When I was in the fourth grade, I was asked to help write a short Christmas play. (This pre-dated the ban on the reference to Christmas in schools). I fell in love with storytelling.

 

This affinity for simple, straight-forward narrative has helped me throughout my professional and personal life.

 

When I served as an Assistant U.S. Attorney for the District of Columbia, I prosecuted many jury trials, including cases involving murder and rape. Unlike TV versions, real trials don’t proceed in time sequence like frames on a movie film. At best, they can be a confusing mish-mash of competing facts, scattered bits of evidence and conflicting testimony. My job was to distill that hodgepodge into a simple narrative a jury could understand—my job was to tell the story.

 

I also am privileged to have served as a public school teacher in Washington’s inner-city. In addition to normal problems associated with childhood development, my students were forced to deal with outside the influences of poverty, drugs, broken families and racism. Keeping their attention and motivating them to succeed was a challenge. To the extent I achieved any success in these efforts, it was in large part due to my practice of reducing every lesson to a story with a beginning, middle and end.

 

Many believe imagination cannot be learned, it is only something with which one is born.
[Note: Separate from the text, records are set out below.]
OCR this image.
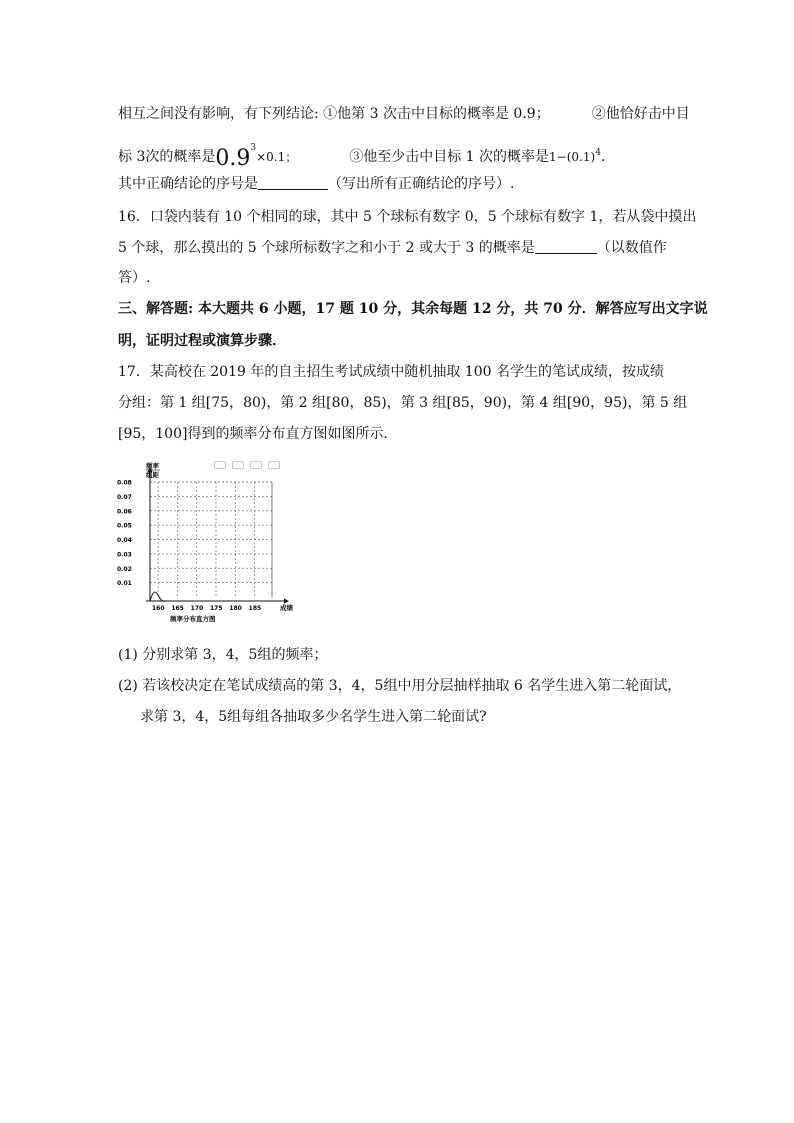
相互之间没有影响，有下列结论: ①他第 3 次击中目标的概率是 0.9；	②他恰好击中目
标 3次的概率是$0.9^3\times 0.1$；	③他至少击中目标 1 次的概率是$1-(0.1)^4$.
其中正确结论的序号是	（写出所有正确结论的序号）.
16．口袋内装有 10 个相同的球，其中 5 个球标有数字 0，5 个球标有数字 1，若从袋中摸出
5 个球，那么摸出的 5 个球所标数字之和小于 2 或大于 3 的概率是	（以数值作
答）.
三、解答题: 本大题共 6 小题，17 题 10 分，其余每题 12 分，共 70 分．解答应写出文字说
明，证明过程或演算步骤．
17．某高校在 2019 年的自主招生考试成绩中随机抽取 100 名学生的笔试成绩，按成绩
分组：第 1 组[75，80)，第 2 组[80，85)，第 3 组[85，90)，第 4 组[90，95)，第 5 组
[95，100]得到的频率分布直方图如图所示．
0.08
0.07
0.06
0.05
0.04
0.03
0.02
0.01
160 165 170 175 180 185
频率
组距
成绩
频率分布直方图
(1) 分别求第 3，4，5组的频率；
(2) 若该校决定在笔试成绩高的第 3，4，5组中用分层抽样抽取 6 名学生进入第二轮面试，
求第 3，4，5组每组各抽取多少名学生进入第二轮面试?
Bullfeathers!

 

I would play a game with my students to “teach” them to use their imagination. We’d dim the lights and I’d produce a flashlight. I’d start out the game with “Once upon a time, there was a ” then point the flashlight at a student. The student could say anything he or she wanted.—a boy a dog a house, a bear, a snake, a pencil, a can of Coke. “And the snake’s name was ” Point the flashlight at someone else—Tyrone. “And Tyrone the snake lived in” —a tree, car, hole, cloud, lake, TV. And so we’d go, building a story, each child getting to contribute and knowing his or her contribution moved the story forward, until the end where everyone would say together, “And they all lived happily ever after.” I played this game with my own children (we called ‘Campfire” at home) and they still talk about it. (I later learned there was a book series called Mad-Libs which used a similar concept.)

 

I believe the story-telling skill is particularly important today where not only children but adults have been conditioned, through the internet and social media, to expect instant answers with a tap of a screen. A story takes a time, it draws us in so we don’t want to tap to the end. This “experience and enjoy the journey” element in our lives is something we need to safeguard lest it slips away forever, and keeping alive the art of story-telling is a fun way to do it.